Hakan, "Ayşe abla, olmuşken iyisi olsun, evladiyelik bu çanta, torunları bile kullanır" diyor. Çok beğeniyorum ben de onu, "Tamam" diyorum. Akşam sen çok geç geliyorsun, Hakan'ı tembihliyorum, "Çantayı arabanın bagajına koy, üzerini bir şey ile ört."
Sen eve gelmek üzeresin, telefonda konuşuyoruz. "Neredesin" diyorum, "Kapı önündeyim, park ediyorum arabayı" diyorsun. "Tamam arabadan in, bagajı aç, oradaki örtüyü kaldır" dememle senden sevinç nidaları gelmesi bir oluyor.
İnanmıyorum, takım çantası mı aldın bana? "Aç kapıyı aç, geliyorum" deyip elinde çant, yüzünde kocaman bir gülümseme ile içeri giriyorsun. Çantayı açıp, tek tek bak bununla şu iş yapılıyor, şununla bu diye anlatıp duruyorsun heyecanla.
"SANKİ CENNETİ VERMİŞTİM SANA"
Öyle mutlu olmuştun ki, sanki cenneti vermişim sana "Çıtayı çok yükselttin hatun, bundan sonraki doğum günümde artık atölyeden aşağısı kurtarmaz" diyorsun.
"KURAN-I KERİM OKUMAKTAN BAŞKA BİR ŞEY GELMİYOR ELİMDEN"
Ondan başka doğum günün olmuyor ve benim mezarına çiçek ekip, başında Kuran-ı Kerim okumaktan başka bir şey gelmiyor elimden.
Tuhaf... İnsan için var olan eşyanın ömrü, insandan fazla oysa ki. Mecbur kalmadıkça indirmediğin, kullanmaya kıyamadığın o çanta orada öylece duruyor da, sen yoksun...
"BENİ BİR HAİNİN DEĞİL KAHRAMANIN EŞİ YAPTIĞIN İÇİN SANA ÇOK TEŞEKKÜR EDERİM"
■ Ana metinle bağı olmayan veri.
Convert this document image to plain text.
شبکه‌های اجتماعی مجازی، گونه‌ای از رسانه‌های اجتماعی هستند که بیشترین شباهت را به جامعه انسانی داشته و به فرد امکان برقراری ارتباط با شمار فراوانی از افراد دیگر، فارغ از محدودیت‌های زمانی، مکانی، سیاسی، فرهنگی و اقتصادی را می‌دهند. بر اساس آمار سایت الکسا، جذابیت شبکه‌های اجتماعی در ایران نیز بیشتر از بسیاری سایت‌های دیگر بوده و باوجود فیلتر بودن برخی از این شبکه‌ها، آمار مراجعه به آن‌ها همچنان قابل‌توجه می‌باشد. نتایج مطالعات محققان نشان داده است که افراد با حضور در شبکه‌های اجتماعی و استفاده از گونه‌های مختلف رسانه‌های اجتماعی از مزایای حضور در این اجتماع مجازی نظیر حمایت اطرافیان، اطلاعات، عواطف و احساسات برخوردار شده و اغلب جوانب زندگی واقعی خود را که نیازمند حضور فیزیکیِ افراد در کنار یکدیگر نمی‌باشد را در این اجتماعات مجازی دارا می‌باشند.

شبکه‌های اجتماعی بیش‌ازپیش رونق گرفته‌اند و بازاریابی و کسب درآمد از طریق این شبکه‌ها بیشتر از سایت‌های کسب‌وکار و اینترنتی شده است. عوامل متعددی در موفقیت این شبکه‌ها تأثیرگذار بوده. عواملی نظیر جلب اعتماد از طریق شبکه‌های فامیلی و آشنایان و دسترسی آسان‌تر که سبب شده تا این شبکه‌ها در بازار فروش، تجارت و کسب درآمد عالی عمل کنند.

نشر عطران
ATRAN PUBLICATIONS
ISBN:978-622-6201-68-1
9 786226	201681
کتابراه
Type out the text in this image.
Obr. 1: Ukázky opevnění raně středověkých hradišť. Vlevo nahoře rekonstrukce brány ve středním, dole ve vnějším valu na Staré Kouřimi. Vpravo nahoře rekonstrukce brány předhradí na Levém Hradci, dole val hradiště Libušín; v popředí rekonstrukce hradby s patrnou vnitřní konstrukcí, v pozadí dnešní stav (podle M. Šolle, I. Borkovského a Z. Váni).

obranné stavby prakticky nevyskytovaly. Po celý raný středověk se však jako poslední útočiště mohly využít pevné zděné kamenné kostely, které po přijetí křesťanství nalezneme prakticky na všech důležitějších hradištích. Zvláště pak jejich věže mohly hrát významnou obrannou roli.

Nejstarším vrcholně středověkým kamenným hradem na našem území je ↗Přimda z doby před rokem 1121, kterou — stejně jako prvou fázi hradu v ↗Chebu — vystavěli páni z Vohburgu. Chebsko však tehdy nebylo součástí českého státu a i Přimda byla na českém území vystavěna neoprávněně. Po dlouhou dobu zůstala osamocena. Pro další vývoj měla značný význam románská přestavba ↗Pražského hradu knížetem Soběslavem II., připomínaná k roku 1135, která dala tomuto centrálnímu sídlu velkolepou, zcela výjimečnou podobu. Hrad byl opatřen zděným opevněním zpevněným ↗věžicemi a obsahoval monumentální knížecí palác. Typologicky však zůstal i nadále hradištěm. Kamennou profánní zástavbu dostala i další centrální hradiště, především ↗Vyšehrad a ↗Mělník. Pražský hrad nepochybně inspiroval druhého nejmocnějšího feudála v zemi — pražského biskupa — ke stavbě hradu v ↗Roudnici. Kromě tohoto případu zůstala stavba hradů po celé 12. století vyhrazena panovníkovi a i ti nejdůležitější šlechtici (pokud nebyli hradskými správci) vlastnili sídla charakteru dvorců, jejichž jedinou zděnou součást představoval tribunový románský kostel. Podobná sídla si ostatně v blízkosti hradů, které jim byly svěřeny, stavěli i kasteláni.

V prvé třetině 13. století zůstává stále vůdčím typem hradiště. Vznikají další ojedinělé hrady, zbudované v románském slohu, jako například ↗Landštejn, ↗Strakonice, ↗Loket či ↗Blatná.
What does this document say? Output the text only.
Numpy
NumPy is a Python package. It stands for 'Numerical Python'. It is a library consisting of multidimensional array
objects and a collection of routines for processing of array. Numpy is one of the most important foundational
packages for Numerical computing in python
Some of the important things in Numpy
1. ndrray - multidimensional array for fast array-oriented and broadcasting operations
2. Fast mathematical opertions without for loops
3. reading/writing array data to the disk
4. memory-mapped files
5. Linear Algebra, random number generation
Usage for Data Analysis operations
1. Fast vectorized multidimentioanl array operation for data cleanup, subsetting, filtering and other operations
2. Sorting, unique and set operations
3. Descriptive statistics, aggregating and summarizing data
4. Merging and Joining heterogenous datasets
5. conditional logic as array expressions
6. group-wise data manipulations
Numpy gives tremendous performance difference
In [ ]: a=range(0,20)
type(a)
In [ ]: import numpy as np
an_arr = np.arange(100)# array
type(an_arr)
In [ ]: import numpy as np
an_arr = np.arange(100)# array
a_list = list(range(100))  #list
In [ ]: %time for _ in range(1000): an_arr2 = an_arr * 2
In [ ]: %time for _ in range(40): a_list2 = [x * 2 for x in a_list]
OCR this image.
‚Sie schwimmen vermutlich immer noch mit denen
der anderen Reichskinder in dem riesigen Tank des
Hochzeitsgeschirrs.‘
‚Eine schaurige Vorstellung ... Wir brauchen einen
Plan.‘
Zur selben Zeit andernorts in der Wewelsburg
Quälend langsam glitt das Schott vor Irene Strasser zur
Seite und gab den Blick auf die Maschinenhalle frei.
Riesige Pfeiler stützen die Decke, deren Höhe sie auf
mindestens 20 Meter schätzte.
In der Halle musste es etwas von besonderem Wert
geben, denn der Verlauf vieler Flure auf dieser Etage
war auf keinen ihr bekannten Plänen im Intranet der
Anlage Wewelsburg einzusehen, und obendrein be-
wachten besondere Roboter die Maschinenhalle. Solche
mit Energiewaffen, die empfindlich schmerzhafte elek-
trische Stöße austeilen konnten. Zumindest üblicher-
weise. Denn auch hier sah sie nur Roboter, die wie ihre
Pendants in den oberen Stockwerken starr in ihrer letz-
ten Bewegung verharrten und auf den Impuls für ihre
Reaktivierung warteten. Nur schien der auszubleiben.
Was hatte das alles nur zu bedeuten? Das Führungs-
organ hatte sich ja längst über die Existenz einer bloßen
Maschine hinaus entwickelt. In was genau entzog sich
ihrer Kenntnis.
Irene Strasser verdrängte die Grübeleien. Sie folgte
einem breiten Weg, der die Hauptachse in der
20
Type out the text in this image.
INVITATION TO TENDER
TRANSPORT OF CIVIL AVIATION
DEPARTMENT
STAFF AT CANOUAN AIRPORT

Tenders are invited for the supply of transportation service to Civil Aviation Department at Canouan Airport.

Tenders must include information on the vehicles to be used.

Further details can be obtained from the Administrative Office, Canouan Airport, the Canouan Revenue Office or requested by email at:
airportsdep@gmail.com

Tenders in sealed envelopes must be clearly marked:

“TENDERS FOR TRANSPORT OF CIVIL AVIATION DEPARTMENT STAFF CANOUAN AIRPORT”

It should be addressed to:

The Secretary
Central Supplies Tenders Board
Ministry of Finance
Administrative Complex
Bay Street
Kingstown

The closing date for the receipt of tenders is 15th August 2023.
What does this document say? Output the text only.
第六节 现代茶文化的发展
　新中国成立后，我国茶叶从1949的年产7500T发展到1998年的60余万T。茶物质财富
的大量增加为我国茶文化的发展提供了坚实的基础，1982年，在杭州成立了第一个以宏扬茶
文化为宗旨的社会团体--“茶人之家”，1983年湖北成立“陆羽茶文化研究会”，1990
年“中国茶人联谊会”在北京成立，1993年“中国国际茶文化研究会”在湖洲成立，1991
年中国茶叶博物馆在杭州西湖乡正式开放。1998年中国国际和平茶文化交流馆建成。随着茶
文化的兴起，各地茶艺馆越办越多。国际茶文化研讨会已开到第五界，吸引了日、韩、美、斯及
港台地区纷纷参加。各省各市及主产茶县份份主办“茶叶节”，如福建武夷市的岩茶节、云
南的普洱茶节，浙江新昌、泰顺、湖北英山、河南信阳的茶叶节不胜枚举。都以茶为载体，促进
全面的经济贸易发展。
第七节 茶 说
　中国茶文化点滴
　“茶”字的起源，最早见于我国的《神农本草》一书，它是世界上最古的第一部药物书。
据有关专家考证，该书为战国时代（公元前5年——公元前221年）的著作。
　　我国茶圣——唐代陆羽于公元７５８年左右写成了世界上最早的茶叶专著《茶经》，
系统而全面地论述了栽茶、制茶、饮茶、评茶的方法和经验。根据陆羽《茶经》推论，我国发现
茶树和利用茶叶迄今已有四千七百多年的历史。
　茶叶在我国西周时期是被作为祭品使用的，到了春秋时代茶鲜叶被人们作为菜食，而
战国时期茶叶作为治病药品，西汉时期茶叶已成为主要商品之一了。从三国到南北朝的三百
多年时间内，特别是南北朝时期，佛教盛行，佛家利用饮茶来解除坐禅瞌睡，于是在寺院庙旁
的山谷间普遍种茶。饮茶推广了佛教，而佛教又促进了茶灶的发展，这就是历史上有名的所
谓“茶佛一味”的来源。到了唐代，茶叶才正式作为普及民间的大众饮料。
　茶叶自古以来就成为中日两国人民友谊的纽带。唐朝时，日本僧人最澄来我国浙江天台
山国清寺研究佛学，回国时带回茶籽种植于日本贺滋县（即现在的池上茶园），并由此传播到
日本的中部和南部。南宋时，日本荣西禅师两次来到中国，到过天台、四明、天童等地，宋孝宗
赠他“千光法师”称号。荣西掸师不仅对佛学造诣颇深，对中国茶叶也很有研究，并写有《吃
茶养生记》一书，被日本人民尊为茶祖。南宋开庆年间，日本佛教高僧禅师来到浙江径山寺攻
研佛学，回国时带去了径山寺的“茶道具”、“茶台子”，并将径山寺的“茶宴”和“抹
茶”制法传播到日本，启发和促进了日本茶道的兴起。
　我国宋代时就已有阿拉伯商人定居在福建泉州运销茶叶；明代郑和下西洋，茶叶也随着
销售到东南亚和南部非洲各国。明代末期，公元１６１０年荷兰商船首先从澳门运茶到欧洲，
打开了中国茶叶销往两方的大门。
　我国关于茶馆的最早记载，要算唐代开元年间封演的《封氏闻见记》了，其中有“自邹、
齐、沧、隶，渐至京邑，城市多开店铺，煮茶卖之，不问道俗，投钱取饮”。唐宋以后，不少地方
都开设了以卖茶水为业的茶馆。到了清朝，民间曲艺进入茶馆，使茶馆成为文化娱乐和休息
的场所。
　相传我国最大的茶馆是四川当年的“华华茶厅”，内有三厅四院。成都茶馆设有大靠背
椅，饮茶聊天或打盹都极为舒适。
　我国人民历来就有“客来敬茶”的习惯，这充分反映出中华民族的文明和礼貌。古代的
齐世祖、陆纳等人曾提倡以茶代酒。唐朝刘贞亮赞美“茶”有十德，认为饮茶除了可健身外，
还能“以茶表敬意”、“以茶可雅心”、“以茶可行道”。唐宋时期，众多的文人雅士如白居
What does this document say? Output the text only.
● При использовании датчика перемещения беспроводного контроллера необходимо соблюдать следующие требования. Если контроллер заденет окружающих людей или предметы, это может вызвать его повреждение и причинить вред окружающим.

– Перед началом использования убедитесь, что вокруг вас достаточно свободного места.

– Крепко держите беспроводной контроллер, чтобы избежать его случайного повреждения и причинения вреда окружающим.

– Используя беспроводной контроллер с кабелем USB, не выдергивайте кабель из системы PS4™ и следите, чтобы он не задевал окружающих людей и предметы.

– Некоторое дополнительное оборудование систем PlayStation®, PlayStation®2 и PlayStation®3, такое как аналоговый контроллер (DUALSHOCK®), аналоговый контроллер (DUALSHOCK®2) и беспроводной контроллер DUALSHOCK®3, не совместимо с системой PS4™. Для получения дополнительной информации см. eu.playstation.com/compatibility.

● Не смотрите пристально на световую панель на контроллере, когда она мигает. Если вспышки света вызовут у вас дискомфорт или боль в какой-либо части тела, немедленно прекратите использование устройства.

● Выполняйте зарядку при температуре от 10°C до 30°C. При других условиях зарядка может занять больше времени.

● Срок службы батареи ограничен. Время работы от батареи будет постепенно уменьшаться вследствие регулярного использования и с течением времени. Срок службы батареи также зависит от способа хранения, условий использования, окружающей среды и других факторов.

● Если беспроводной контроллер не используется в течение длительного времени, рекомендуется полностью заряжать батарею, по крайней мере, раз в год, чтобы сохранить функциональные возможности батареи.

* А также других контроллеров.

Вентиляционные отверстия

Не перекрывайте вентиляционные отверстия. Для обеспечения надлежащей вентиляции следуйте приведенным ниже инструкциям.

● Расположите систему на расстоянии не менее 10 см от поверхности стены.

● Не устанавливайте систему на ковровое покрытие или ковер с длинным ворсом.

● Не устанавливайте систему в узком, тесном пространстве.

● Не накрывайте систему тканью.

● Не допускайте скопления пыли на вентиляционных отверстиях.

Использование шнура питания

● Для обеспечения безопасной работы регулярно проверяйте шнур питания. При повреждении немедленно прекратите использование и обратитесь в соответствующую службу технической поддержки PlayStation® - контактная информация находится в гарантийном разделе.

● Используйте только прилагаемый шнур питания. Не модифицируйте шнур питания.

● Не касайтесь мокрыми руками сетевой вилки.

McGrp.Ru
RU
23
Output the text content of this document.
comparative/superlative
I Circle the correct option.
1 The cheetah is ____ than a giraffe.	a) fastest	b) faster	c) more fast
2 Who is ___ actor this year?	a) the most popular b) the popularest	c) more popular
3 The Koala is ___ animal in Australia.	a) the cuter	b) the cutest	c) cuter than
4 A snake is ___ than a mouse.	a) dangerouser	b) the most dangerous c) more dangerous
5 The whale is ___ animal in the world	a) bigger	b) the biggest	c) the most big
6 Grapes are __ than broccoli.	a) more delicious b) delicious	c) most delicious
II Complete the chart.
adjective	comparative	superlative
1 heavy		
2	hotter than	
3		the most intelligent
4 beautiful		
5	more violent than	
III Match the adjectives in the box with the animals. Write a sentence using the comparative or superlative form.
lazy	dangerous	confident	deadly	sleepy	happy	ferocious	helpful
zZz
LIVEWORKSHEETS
Bense bugün Silivri'deyim. Belki senin değil ama şehit arkadaşlarının katilleri ile yüzleşeceğim... Bir öğrenci grubu anneler gününde senin mezarının başında bana çiçek vermişlerdi; açelya... Üzerinde bir not "Kahramanın eşine, Ayşe annemize..." yazıyordu. Beni bir hainin değil, kahramanın eşi yaptığın için sana çok teşekkür ederim nayino. İyi ki doğdun, iyi ki bana eş çocuklarıma baba oldun...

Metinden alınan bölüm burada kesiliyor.